As Americans spent more and more money on fast food and takeout, one might expect supermarkets to wither away. Why did they expand instead?

-expanded offerings of fully prepared foods to take home → stores got bigger - choice of where to shop expanded - frozen foods can be bought which makes it easy to prepare like cooking a home cooked meal but less time. -also already prepared food started to be sold in supermarkets which would make it easier on a weeknight to have a good meal. -by selling prepared meals it gave the parents the feeling that they were cooking some rather than just going out and buying it premade.

Finally, men started joining women in dieting in the 1980s. Why? Is this true of all men?

Change in ideal body type → wanted to match wife, if the wife needed a nice body and stayed in shape the men wanted to start to do the same. Seen as lazy and gross to be overweight Upper middle class Men started to get "love handles" and developed the typical dad body shape. Fatphobia became new, don't need to be a model to be skinny and eat healthy. Being extremely thin was not the ticket, but don't want to be lazy and undisciplined.

In what ways did the "Negative Nutrition" draw on the New Left and counterculture movements of the 1960s?

Don't eat trans fats, gmos, eat things that help fight off the new realized toxins. Wine does something to help protect against animal fat. Be good to humans and animals

Where did E. coli O157:H7 come from, and why is it such a major problem?
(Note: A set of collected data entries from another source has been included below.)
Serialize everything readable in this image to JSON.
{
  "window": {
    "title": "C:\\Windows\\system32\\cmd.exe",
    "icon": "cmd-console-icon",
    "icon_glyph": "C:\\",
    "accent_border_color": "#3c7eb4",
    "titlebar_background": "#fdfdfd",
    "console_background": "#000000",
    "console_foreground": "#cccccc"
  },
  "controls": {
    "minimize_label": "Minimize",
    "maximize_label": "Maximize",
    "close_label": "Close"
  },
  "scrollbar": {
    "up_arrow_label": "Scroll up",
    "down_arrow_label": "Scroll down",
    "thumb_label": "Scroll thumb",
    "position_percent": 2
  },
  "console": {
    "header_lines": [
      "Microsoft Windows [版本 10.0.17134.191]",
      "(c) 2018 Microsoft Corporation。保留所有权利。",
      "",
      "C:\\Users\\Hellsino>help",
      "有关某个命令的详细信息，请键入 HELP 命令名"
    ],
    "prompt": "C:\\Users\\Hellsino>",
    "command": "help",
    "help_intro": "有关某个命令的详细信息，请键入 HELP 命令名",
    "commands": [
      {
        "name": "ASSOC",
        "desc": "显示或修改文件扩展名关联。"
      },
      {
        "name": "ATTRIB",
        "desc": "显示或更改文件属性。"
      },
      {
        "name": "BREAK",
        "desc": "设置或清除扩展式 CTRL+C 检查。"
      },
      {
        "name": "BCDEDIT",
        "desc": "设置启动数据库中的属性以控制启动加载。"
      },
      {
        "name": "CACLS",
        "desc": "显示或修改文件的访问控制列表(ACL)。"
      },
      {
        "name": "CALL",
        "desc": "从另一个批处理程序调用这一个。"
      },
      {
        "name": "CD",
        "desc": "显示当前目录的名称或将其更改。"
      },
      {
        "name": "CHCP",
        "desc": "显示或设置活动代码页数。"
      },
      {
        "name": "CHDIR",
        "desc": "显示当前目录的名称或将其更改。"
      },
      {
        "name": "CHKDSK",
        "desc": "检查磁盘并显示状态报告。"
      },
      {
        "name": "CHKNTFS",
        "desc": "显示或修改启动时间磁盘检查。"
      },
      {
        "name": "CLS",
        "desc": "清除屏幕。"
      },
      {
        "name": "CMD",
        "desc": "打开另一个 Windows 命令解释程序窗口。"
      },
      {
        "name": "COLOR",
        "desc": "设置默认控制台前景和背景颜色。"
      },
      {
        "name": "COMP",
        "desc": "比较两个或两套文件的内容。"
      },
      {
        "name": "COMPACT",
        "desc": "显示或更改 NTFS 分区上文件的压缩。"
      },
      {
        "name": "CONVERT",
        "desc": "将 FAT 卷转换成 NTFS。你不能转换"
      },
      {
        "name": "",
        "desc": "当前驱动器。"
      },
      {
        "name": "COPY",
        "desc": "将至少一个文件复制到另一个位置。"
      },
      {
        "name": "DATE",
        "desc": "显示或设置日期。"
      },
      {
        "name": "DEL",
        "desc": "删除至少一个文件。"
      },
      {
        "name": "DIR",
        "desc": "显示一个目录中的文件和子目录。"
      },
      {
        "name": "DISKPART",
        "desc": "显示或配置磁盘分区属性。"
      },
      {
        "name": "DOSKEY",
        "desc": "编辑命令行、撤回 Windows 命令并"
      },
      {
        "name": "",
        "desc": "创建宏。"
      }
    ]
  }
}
Is there anything we can do about it?

Icomes from eating too many corn products, it is in the gut of a cattle -A little boy got e coli from eating hamburger, but one hamburger could be parts of 100 different cows, so there would have to be a large recall on all the products a corp produces. -It takes a company a long time to publicly say they have e coli in their products. -Contaminated food can stay on the shelf. -Federal law does not have the power to take back food -The bad meat and the leftover scraps can be soaked in ammonia to create pink slime which produces hotdogs and mcdonalds burgers that taste exactly the same. -A solvent could be to just feed the cows grass, and add more costs at the slaughterhouse. -But mcdonalds will sue their meat producers if they change any of the instructions that they gave the farmers in order to produce the kind of meat they want.

According to Michael Moss, what's new about advertising and marketing in the early 21st century that separates it from earlier efforts?

Kids are in control So many lunchables, are targeted to working parents that don't have time to make lunches by saying that they have less fat, or are organic once a parent sees that they think they are doing good for their children giving them what they want and it seems to be healthy from the package. Feels like your receiving a little present with lunch and a dessert, Mom feels guilty that she doesn't show enough love to her children, so giving them the lunch they want will be better for them.